From McGill Labs to AI-Powered Precision Medicine: Building Ebovir
Document our journey building AI systems for precision medicine

When people hear the words genetic testing, they often imagine a simple PDF report.
But behind that report lies something much larger:
whole genome sequencing pipelines,
clinical interpretation systems,
laboratory infrastructure,
AI-assisted variant analysis,
and the challenge of transforming complex genomic data into something humans can actually understand.
At Ebovir, this is the problem space we work in every day.
From Research Labs to Precision Medicine
Ebovir was incubated from McGill University laboratories and later admitted into the CQIB biotechnology incubator in Quebec.
Our mission is simple:
Build technologies that make precision medicine more accessible, scalable, and clinically useful.
Today, our work spans across:
AI-powered genomic interpretation
Whole genome sequencing (WGS)
Diagnostic services
Cell therapy research
Exosome-based biotechnology
Medical aesthetic biotechnology products
Why Genetic Interpretation Is Still Difficult
Modern sequencing technologies can generate enormous amounts of genomic data.
The real challenge is interpretation.
A single genome can produce:
thousands of variants,
hundreds of reports,
and thousands of pages of medical information.
Most patients — and even many clinicians — do not have the time to manually connect:
research papers,
variant databases,
clinical significance,
and personalized risk analysis.
This is where AI becomes important.
Building AI-Assisted Genomic Interpretation
At Ebovir, we are building systems that combine:
sequencing pipelines,
mutation databases,
literature-based knowledge graphs,
and AI-powered interpretation systems.
Our workflow includes:
Sequencing data processing
AI-assisted mutation detection
Mutation interpretation
Knowledge database integration
Interactive report generation
The goal is not just generating reports.
The goal is helping people understand what their genomic information actually means.
Building Canada’s AI-Driven Genomic Infrastructure
One of the areas we are particularly focused on is AI-assisted whole genome sequencing interpretation.
Our platform integrates:
large-scale genome databases,
scientific literature,
proprietary prediction models,
and continuously updated medical knowledge.
Some of the systems we are actively exploring include:
AI-based mutation interpretation
knowledge graph systems
genomic literature retrieval
clinical summarization pipelines
interactive patient-facing AI systems
As AI engineers, one thing became clear very quickly:
Medical AI is not only about models. It is about reliability, traceability, safety, and clinical usability.

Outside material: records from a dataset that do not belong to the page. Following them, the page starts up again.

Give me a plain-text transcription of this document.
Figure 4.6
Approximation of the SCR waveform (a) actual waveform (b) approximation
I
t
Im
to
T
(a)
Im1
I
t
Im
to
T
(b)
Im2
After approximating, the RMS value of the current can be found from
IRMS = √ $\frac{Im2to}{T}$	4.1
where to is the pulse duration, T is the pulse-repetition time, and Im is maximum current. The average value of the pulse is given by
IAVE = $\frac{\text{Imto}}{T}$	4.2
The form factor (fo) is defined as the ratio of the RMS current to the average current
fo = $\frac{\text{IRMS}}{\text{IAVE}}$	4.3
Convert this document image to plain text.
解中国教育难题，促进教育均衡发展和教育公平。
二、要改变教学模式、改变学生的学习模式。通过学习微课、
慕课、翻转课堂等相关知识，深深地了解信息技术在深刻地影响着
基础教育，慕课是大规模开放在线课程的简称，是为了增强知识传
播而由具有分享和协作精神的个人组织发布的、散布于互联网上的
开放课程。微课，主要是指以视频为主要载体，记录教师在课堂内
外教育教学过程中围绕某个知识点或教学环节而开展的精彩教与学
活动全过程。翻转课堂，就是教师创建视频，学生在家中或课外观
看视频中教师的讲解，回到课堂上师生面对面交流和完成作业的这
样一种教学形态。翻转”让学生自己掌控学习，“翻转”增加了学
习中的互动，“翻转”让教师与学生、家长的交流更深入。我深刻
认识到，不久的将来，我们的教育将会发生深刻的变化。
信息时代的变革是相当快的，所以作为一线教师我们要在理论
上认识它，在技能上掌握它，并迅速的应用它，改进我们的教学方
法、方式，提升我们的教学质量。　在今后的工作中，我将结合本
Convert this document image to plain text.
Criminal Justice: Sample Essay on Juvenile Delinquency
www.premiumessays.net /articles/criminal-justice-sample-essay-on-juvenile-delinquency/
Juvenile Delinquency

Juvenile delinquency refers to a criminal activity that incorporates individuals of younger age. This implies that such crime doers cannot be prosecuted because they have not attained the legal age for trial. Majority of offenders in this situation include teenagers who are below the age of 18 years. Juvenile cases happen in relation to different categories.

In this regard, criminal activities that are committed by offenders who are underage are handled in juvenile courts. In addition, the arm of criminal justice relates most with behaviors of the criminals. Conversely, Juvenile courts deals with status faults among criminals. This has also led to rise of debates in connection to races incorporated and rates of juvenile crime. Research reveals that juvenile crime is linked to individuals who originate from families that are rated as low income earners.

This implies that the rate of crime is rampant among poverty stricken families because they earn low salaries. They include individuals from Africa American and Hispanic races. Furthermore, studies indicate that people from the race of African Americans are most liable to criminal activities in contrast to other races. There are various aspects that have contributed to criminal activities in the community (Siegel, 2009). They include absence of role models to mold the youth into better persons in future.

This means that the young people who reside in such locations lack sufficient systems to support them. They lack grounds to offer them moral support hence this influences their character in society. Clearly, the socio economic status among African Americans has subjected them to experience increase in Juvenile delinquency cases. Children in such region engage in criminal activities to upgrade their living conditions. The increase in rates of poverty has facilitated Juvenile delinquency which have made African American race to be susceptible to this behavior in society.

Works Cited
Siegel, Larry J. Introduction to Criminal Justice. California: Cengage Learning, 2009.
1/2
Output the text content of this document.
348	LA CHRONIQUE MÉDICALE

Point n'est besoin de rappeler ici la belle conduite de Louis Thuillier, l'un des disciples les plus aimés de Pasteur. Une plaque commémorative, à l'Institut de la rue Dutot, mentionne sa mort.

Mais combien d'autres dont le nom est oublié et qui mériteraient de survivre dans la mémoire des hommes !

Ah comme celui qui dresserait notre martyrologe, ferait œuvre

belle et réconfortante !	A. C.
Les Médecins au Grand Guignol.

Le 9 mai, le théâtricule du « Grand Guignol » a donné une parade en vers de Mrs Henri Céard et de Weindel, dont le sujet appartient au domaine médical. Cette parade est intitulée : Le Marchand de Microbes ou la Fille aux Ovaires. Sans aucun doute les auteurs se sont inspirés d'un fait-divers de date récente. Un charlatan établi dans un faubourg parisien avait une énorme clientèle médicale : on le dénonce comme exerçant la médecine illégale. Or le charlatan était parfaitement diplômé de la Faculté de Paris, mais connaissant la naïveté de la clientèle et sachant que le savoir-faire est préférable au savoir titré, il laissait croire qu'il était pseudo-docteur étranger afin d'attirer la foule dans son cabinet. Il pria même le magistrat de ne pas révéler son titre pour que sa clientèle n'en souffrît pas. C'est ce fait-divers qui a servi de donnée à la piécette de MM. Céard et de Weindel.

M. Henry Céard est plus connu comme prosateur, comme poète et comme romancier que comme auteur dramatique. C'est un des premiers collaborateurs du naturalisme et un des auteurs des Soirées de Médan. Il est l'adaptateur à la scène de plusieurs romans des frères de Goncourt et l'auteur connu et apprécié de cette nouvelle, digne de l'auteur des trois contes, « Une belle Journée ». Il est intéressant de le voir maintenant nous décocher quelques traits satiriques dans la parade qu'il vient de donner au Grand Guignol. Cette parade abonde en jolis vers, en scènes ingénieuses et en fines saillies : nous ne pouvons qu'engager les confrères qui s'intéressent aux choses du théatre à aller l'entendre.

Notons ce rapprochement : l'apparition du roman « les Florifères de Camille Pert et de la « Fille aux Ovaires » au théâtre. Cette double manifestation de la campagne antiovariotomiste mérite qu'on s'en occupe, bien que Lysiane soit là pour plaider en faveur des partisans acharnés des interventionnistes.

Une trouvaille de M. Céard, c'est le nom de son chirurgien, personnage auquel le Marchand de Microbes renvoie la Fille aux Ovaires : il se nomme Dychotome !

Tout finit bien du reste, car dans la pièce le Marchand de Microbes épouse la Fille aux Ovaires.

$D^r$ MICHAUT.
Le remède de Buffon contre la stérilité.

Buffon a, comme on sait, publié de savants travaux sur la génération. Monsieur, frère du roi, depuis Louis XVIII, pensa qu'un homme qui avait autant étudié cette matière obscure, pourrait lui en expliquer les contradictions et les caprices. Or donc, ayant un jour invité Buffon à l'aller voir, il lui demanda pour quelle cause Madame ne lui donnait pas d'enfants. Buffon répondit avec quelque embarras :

That realization heavily shaped the architecture we are building today.
Beyond Software: Real Diagnostic Infrastructure
Unlike many AI startups that only build software layers, Ebovir also operates diagnostic laboratory infrastructure in Canada, including Biosafety Level II and III laboratories.
This matters because real-world clinical AI requires:
validated workflows,
reliable biological data,
laboratory integration,
and continuous collaboration between engineering and clinical domains.
Research Areas We Are Exploring
Our broader research and development efforts include:
AI + RNA Drug Development
Using AI-assisted RNA candidate generation and lung-targeted delivery systems for antiviral research.
Whole Genome Sequencing
Building interpretation pipelines for large-scale genomic reports and personalized health insights.
Early Cancer Screening
Exploring cfDNA and ddPCR-based screening systems for early detection workflows.
Precision Medicine Platforms
Creating AI systems capable of assisting both clinicians and patients with complex medical interpretation.
The Engineering Challenge Behind Medical AI
One thing we learned while building this system:
Medical AI products are fundamentally infrastructure problems.
You are not simply generating text.
You are handling:
scientific uncertainty,
patient-sensitive information,
continuously evolving research,
compliance constraints,
and clinical reliability requirements.
This is why our engineering efforts focus heavily on:
scalable cloud architecture,
structured medical data pipelines,
retrieval systems,
validation workflows,
and explainable AI interactions.
What Comes Next
This blog will document our journey building AI systems for precision medicine.
We plan to share:
RAG architecture lessons
genomic AI workflows
medical AI reliability challenges
cloud infrastructure decisions
compliance considerations
and practical engineering experiences from deploying real-world healthcare AI systems.
If you are interested in:
AI for healthcare,
genomics,
medical infrastructure,
or precision medicine engineering,
you are in the right place.
Welcome to the journey.
We are building safe technology for your genetic journey.